Sunday, May 10, 2009

Even Harvard Hates Larry Summers

The following refers to a Harvard University, Cambridge, Mass. professor on the topic of Larry Summers, economic adviser and Svengali to the new Pres. Obama. From Larouche Pac. A prominent, long-established Harvard professor told EIR yesterday that Lawrence Summers was seen as a magically successful high priest in the religion of money, by those who worship money as their religion. He suggested that the fact that the economics profession of which Summers is a leader, uses incomprehensible language and irrational constructs, does not detract from but increases the respect and awe granted to him by those in power and by ignorant public opinion.

The professor remarked on the constant, unrelieved fear that gripped the faculty when dealing with Summers as Harvard's president. The fear stemmed both from Summers money-god status — largely acceded to by those who feared him — and his studied practice of insulting and humiliating lower-ranking personnel with whom he interacted. When the faculty was ready to vote on a motion of no-confidence in Summers, no one expected more than a handful to vote in favor of the resolution, because even tenured teachers had dreaded to speak up during his years of bullying. But a majority approved the motion, and this eventually led to Summers' resignation.

Money as god was clearly the religion of the Boston Brahmin-dominated board of the Harvard, which brought Summers in and sustained him as president for five years. The Brahmin directors saw as a brilliant success, the team of Summers and his protégé, Harvard behavioral economist Andrei Shleifer, not despite but precisely because they had looted and had assisted others to loot countless billions from Russia in the 1990s.

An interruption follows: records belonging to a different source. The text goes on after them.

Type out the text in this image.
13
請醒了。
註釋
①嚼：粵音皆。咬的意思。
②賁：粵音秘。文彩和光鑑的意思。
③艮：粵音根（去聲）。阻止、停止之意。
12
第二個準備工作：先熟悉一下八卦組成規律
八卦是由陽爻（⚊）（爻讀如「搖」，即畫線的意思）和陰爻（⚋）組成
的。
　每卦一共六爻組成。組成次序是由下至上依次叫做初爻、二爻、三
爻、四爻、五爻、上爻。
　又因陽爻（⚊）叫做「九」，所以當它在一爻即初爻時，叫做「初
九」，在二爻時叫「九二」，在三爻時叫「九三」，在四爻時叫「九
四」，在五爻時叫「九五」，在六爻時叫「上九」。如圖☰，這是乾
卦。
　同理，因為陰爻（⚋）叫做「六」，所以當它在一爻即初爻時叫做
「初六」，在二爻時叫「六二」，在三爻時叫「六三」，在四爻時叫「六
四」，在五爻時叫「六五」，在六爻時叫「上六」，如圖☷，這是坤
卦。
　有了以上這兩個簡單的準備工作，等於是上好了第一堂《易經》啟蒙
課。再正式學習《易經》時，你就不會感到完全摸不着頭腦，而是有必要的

Lawfully, during Summers' reign, the Harvard endowment funds were invested in the speculative insanity pronounced sane by the worshipped authorities, and as a result the endowment plunged by billions. As the religion admits no imperfection, Summers was then naturally enough appointed to run the economic policy of the nation. Of course, Harvard lost a bundle in the crash, and now the reports are that they cannot finance the new science campus that they planned in the North Allston section of Boston, Mass., across the Charles River from Cambridge.